Report: NH lags the region in solar energy
State’s has 4 watts of installed solar per capita; Vt. has 112
New Hampshire has the lowest ranking of any New England state when it comes to the amount of installed solar energy per person, and it especially lags behind Massachusetts and Vermont, which are among the nation’s leaders, according to report released by Environmental New Hampshire.
The difference is even more dramatic when you consider that the Granite State doubled its total amount of solar power in 2014.
New Hampshire installed three megawatts of solar power in 2014, bringing its total solar power capability to five megawatts, which is the lowest amount of the 32 states included in the report.
On a per-capita basis, that’s four watts per New Hampshire resident, which places the state 29th out of the 32 states.
Compare that with 24th-ranked Maine, with 10 watts a person, eight-ranked Massachusetts, with 111 watts per person, or seventh-ranked Vermont, with 112 watts per person.
Indeed, Massachusetts installed 308 megawatts of solar power last year, the fourth highest total of any state. The Bay State now has 750 megawatts of installed solar, the sixth-highest ranking. California has the most, nearly 10,000 megawatts, and Hawaii has the most per capita, 312 watts.

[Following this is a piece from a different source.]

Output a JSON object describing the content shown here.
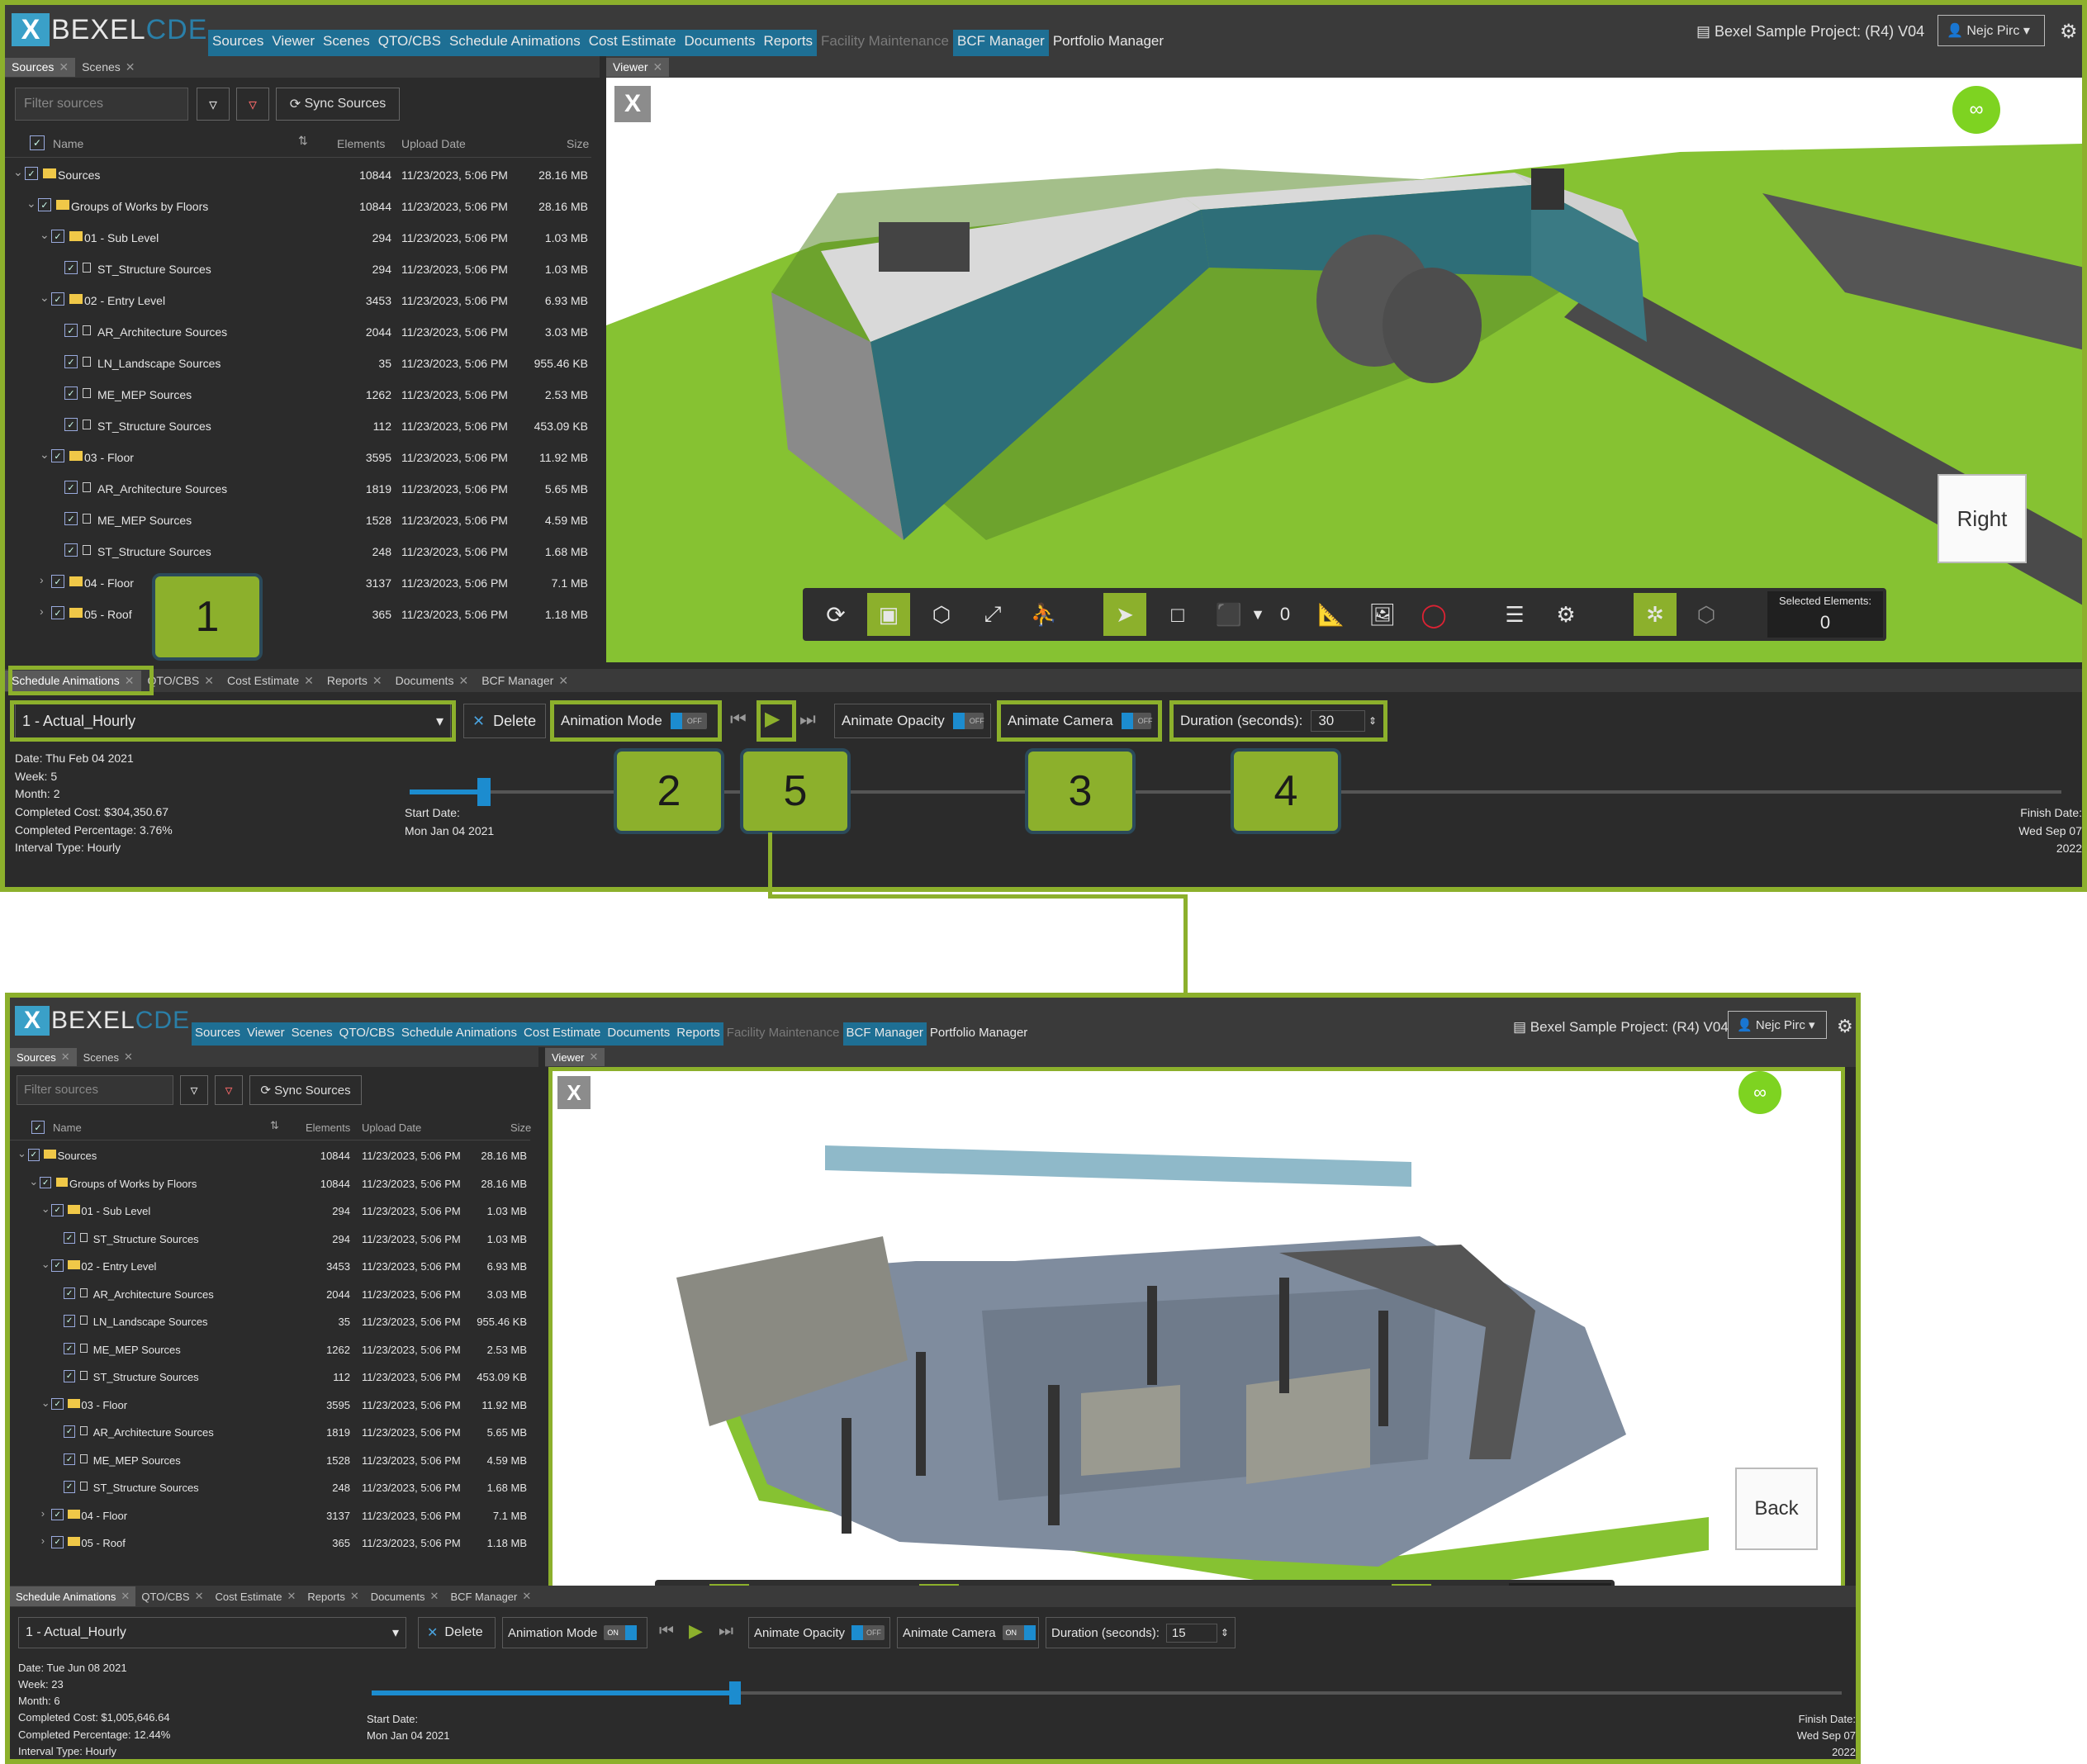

New Hampshire could do better, said Jana Wilkes, a new organizer for Environment New Hampshire, which is scheduled to hold a press conference about the report Thursday. “The state needs to change its policies to encourage solar.”
Renewable Energy Fund
Jack Ruderman, director of community initiatives for solar installer ReVision Energy and former director of the NH Public Utilities Commission’s Sustainable Energy Division,, ticked off some of the policies to explain the reason New Hampshire lags behind other states:
• The renewable energy certificate value received by power generators is low. New Hampshire has a price cap of $55 per megawatt. Massachusetts has a price floor that’s declining but still won’t go lower than $189.
• Renewable energy goals are very low. New Hampshire only requires that utilities in the Granite State obtain 0.3 percent of their energy from solar, a figure that won’t be going up. That works out to just 30 megawatts. Massachusetts; goal is 1,600 megawatts.
• Net metering restrictions are limiting. New Hampshire only allows systems with under a megawatt to sell power back to the grid, with a total capacity of 50 megawatts, to be apportioned by load among the utilities. But three of the four utilities are getting close to their goals. Most other states with net metering don’t have a cap and allow larger systems to use them.
• The state’s Renewable Energy Fund, paid for by utilities that don’t meet the above goals either by purchasing power or renewable energy certificates, is in a precarious state. When it was doing well and it looked like it would be able to hand out $20 million to $25 million a year, the Legislature considered raiding it to balance the budget. The budget that passed, but was vetoed by Gov. Maggie Hassan, reduced that raid to $700,000 this year and $1.5 million the next. In addition, another bill pertaining to the state Site Evaluation Committee, which mainly concentrates on wind farms and oil and gas pipelines, will grab $500,000.
These raids didn’t seem like that much at the time, but it turns out the state will only be getting about $7 million for its Renewable Energy Fund next year, said Ruderman. Already, the grants for large scale solar projects has been exhausted said Ruderman.
“Solar is the fastest-growing market in New Hampshire,” Ruderman said. “We are bursting at the seams. Still, because of these policies, we have to work very hard to bring these deals to fruition.”